The 2020 ballot initiative that made Oregon the first state to legalize psilocybin use instructed the Oregon Health Authority (OHA) to complete the regulations necessary to implement that policy within two years. The OHA, which plans to begin accepting applications from psilocybin manufacturers and "service centers" on January 2, is on track to comply with that requirement. Its proposed regulations should interest psychedelic fans and drug policy reformers, since they represent a groundbreaking effort to establish rules for producing, distributing, and consuming the main active ingredient in "magic mushrooms," which the federal government has banned since 1968.
Measure 109, a.k.a. the Oregon Psilocybin Services Act, envisions businesses where adults 21 or older can legally take the drug under the supervision of a "facilitator" after completing a "preparation session." It says the "clients" of those "psilocybin service centers" need not have a specific medical or psychiatric diagnosis, leaving the door open for anyone interested in the experience for psychological, spiritual, intellectual, or recreational reasons.
That is a striking departure from the approach taken by the Food and Drug Administration (FDA), which has deemed psilocybin a "breakthrough therapy" for treatment-resistant depression and may eventually approve it for that purpose. Even when psilocybin is available as a prescription drug, its legal use will be limited to patients who qualify for that diagnosis or another medical or quasi-medical label.
Oregon's proposed regulations, which are open to public comment until April 22, also differ from the FDA model in prohibiting synthetic psilocybin, specifying that the drug must be derived not only from fungi but from a single species: Psilocybe cubensis, which is one of hundreds that contain psilocybin. The rules also restrict growing media (prohibiting manure and wood chips because of concerns about microbial contamination); the solvents that can be used for extraction (allowing only water, vegetable glycerin, acetic acids, ethanol, and methanol); the forms in which extracts can be sold (banning those that "appeal to minors," such as "products in the shape of an animal, vehicle, person or character"); and the way in which those extracts may be consumed (specifying that they "must be consumed orally").

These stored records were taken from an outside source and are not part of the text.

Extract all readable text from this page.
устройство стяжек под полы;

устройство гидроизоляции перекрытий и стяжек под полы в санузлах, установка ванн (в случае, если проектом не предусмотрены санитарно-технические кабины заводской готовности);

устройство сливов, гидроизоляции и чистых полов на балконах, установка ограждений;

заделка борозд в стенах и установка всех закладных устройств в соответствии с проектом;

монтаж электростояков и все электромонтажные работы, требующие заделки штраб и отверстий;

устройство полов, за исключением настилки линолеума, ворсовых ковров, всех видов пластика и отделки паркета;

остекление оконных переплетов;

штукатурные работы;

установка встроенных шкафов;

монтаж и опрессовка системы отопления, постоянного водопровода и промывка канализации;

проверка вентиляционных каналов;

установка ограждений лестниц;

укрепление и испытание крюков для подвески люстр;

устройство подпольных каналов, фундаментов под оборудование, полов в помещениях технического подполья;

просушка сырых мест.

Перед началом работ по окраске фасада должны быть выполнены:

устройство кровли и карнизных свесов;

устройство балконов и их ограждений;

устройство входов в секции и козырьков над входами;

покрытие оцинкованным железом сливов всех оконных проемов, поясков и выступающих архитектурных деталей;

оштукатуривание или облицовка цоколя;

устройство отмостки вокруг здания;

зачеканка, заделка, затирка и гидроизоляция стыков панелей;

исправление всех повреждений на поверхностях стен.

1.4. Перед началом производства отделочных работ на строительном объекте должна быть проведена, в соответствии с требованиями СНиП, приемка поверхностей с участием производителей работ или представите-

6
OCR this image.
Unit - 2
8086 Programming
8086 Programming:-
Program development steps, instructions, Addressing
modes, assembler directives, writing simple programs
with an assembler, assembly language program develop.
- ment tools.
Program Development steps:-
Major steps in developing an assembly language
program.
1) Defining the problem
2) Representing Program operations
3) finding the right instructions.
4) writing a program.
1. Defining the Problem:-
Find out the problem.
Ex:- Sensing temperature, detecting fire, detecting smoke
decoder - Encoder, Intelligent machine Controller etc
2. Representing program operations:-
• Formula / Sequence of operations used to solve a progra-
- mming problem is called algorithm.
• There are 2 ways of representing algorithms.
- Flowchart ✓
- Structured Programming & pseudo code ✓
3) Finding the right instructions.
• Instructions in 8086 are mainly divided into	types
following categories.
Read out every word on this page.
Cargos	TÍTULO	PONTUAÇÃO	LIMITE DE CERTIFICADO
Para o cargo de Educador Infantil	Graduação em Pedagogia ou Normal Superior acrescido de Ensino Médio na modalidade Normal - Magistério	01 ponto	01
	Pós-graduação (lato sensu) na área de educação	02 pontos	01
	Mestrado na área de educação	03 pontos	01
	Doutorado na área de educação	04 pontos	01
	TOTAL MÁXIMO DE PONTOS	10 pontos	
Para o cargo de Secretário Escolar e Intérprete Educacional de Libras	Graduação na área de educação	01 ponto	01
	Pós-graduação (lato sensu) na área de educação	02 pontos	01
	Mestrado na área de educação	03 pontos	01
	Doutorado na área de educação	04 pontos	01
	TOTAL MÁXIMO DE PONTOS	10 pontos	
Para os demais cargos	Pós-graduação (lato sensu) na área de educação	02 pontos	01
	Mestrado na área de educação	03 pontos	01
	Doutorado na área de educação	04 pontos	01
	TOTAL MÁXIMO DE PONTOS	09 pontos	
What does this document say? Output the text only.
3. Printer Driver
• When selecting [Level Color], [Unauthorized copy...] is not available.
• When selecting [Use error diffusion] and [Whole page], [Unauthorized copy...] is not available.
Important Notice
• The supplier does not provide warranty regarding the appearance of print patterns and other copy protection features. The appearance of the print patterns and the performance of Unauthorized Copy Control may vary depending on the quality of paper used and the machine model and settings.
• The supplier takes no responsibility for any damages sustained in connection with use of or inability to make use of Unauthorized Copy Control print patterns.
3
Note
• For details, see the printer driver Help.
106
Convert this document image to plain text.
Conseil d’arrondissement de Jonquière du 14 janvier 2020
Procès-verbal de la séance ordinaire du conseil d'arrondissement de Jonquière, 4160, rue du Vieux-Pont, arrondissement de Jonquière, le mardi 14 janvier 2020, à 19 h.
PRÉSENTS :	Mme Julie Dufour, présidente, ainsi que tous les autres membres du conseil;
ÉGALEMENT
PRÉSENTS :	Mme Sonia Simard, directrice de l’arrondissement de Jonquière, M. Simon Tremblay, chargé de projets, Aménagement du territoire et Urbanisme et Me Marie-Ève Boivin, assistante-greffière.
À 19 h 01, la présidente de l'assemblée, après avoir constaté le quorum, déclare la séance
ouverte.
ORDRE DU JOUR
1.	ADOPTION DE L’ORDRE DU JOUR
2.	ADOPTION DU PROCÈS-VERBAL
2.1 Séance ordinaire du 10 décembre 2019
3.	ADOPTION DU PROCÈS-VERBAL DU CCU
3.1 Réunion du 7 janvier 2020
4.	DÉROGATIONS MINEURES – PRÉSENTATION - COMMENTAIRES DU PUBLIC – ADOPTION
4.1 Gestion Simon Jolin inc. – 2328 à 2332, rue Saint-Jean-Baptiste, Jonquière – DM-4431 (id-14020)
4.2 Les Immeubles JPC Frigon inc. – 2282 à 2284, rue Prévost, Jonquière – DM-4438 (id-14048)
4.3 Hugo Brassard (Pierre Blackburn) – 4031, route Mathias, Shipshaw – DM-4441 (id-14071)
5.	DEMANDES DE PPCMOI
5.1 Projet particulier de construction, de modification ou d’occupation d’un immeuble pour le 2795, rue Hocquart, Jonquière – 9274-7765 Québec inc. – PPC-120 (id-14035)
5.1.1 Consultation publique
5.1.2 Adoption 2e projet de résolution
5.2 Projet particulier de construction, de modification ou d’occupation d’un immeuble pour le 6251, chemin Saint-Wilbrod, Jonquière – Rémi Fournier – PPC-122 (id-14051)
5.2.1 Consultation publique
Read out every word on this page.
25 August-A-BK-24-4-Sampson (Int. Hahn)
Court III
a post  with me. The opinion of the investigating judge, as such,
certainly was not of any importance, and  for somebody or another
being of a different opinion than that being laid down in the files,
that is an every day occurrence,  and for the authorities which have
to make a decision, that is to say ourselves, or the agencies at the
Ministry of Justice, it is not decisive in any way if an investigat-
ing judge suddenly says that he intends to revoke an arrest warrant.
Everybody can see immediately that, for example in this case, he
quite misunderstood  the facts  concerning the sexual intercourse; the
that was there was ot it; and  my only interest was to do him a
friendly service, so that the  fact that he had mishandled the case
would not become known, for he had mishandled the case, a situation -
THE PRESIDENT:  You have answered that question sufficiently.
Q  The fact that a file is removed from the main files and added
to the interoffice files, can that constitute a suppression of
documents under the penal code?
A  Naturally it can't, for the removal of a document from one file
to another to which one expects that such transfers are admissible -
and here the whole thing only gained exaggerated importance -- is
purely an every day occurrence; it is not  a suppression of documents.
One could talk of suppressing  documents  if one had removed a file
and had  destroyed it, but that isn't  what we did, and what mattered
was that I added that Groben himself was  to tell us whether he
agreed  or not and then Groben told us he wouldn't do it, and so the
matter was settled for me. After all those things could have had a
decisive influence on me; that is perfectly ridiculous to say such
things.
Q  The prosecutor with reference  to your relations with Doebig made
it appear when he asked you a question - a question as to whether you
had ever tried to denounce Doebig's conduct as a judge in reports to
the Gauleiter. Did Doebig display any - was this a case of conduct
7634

That last requirement, which explicitly rules out "transdermal patches, inhalers, nasal sprays, suppositories and injections," could prove problematic. "Studies have shown that psilocybin therapy is effective in relieving emotional and existential distress at the end of life for 65-85% of terminally ill people in clinical trials, when administered properly," Harris Bricken managing partner Vince Sliwoski notes on the firm's Psychedelics Law Blog. "Many terminal patients cannot swallow….If OHA sticks to this 'oral only' stricture in the final rules—based on a restrictive reading of Measure 109 or for any other reason—you can expect some controversy and perhaps even legislative intervention."
The OHA's proposed regulations include some other weird or questionable elements. They say "manufacturers are prohibited from applying pesticides to fungi or growing medium," for instance, while also requiring rejection of any extract batch when testing "detects the presence of a pesticide above action levels in any sample." If it is possible to use pesticides but still comply with the latter rule, you might wonder, why is an outright ban necessary? Manufacturers also would be prohibited from "producing psilocybin by using genetically modified organisms such as bacteria," a rule that seems even more dubious.
Measure 109 charges the OHA with setting training requirements for facilitators, including coverage of "social and cultural considerations." The authority arguably went overboard with that mission.
The OHA plans to require that trip sitters complete a 120-hour, nine-module curriculum administered by licensed trainers, including 12 hours on "Cultural Equity in relation to Psilocybin Services." Under that heading are topics such as "cultural equity, its relationship to health equity and social determinants of health"; "racial justice, including the impact of race and privilege on health outcomes and the impact of systemic racism on individuals and communities"; "the impact of drug policy on individuals and communities"; and the "history of systemic inequity, including systemic inequity in delivery of healthcare, mental health and behavioral health services."
However one might quibble with the details of the OHA regulations, Measure 109 is creating an option that did not previously exist: Service center customers will be able to legally consume psilocybin of known provenance and dose, produced in sanitary conditions subject to rules that provide assurances of quality and safety that are generally hard to come by in the black market. And psychedelic users who rebel at the OHA's requirements can still resort to self-help. Oregon voters made that option less legally perilous on the same day they passed Measure 109, when they also approved a trailblazing ballot measure that eliminated criminal penalties for drug use.